I have recently been working with the Donors Choose Open Data Set which happens to be in PostgreSQL. Easy enough to install and load the data in PostgreSQL, however as I live and breath MySQL, lets load the data into MySQL.
And here is where start our discussion, first some history.
SQL History
SQL – Structure Query Language is a well known common language for communicating with Relational Databases (RDBMS). It is not the only language I might add, having both used many years ago and just mentioned QUEL at a Looker Look and Tell event in New York. It has also been around since the 1970s making it; along with C; one of oldest in general use programming languages today.
SQL became an ANSI standard in 1986, and an ISO standard in 1987. The purpose of a standard is to provide commonality when communicating or exchanging information; in our case; a programming language communicating with a RDBMS. There have been several iterations of the standard as functionality and syntax improves. These are commonly referred to as SQL-86, SQL-89, SQL-92, SQL:1999, SQL:2003, SQL:2006, SQL:2008 and SQL:2011.

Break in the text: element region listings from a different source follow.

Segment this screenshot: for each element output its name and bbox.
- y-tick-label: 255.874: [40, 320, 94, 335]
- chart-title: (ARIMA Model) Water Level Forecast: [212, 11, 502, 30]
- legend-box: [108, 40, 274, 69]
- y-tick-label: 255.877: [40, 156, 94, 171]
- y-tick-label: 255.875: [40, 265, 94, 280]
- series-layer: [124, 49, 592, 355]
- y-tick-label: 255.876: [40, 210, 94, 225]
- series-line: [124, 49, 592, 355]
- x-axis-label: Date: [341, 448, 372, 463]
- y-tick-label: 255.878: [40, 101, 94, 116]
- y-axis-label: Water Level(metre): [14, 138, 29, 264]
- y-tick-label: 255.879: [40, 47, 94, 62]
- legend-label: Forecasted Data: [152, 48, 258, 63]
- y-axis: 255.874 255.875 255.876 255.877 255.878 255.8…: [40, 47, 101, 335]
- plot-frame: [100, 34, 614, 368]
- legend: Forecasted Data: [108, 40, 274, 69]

And so, with SQL being a standard it means that what we can do in PostgreSQL should translate to what we can do in MySQL.
SQL Communication
Both products provide a Command Line Interface (CLI) client tool for SQL communication, mysql
for MySQL and psql
for PostgreSQL. No surprises there. Both use by default the semicolon ;
as a SQL statement terminator, and both CLI tools use \q
as a means to quit and exit the tool. Certainly not a standard but great for syntax compatibility.
DDL Specification
Our journey begins with defining tables.
DROP TABLE
Both products SQL syntax support DROP TABLE
. Infact, both support the DROP TABLE [IF EXISTS]
syntax.
DROP TABLE donorschoose_projects; DROP TABLE IF EXISTS donorschoose_projects;
CREATE TABLE
Both support CREATE TABLE
.
Both support defining columns in the typical format <column_name> <datatype>, and both support the NOT NULL
attribute. Talking about specific datatypes for columns is a topic on its own and so I discuss this later.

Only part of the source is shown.